Dmitry Pelinovsky: PhD in Applied and Computational Mathematics

"Asymptotic Methods in Soliton Theory: Critical Problems"

Department of Mathematics, Monash University (Australia)
Advisors: R. Grimshaw, Yu.S. Kivshar
Submitted: March, 1997
Accepted: August, 1997

The thesis consists of three main parts. The first part includes the results on asymptotic derivation of nonlinear evolution equations in critical problems occuring in physics of shear stratified fluid. The second part is devoted to bifurcation methods in soliton stability theory for nonlinear evolution equations. The third part is concerned with two critical problems in the soliton theory, the critical blow-up of localized perturbations in wave systems and the structural transformation of algebraic solitary waves.

In Part I a modified asymptotic multi-scale technique is elaborated to study higher-order nonlinear effects at the dynamics of internal and interfacial waves in shallow-deep and shallow-shallow shear stratified fluids. In particular, a new, nonlocal model which is similar to the nonlinear Schrodinger equation but includes an integro-differential cubic nonlinear term is derived and found to be integrable under some special conditions. The inverse scattering transform scheme is developed to solve the initial-value problem for this equation and the Backlund--Darboux transformation, soliton solutions and infinitely many conserved quantities are also found.

In Part II a higher-order soliton perturbation theory is developed to describe adiabatic soliton dynamics induced by development of a weak instability of solitary waves in various nonlinear wave equations such as the generalized nonlinear Schodinger and Korteweg--de Vries equations. The soliton instabilities are classified into two general types according to the translational or oscillatory types of the bifurcations. The characteristic features of the translational instabilities are then considered.

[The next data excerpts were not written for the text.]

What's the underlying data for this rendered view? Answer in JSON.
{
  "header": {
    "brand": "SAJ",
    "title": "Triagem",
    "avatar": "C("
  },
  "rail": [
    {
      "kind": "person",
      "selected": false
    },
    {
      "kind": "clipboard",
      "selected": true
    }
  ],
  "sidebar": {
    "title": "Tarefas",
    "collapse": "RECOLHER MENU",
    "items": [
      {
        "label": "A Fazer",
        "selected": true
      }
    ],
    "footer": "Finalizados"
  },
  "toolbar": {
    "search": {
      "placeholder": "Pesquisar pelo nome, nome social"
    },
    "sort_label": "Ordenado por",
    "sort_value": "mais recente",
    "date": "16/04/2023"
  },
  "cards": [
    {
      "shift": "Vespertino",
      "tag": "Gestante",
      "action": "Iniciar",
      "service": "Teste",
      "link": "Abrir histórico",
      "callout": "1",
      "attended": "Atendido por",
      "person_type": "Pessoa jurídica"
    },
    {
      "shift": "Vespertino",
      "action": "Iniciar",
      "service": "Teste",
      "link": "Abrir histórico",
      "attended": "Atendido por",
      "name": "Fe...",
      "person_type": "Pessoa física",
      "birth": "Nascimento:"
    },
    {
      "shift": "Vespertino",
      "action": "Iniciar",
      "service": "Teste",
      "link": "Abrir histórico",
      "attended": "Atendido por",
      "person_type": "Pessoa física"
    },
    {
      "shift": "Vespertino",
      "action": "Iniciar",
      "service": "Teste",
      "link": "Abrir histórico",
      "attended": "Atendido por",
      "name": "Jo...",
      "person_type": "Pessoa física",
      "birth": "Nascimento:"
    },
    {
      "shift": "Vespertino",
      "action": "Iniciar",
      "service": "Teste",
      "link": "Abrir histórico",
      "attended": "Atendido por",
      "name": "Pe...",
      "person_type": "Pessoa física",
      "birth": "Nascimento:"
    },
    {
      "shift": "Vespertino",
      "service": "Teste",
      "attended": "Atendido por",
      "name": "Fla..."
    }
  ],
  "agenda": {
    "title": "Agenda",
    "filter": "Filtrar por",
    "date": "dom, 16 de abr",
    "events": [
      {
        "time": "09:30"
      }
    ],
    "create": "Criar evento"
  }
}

In Part III asymptotic methods for derivation of blow-up rates of a critical soliton collapse are discussed and the radiation-induced effects at the singularity formation are studied for various (1+1) and (2+1) evolution equations. Besides, a new spectral theory of the algebraic soliton transformations into steady-state nonlinear waves or into pulsating wave packets is proposed for the particular example, the modified Korteweg--de Vries equation.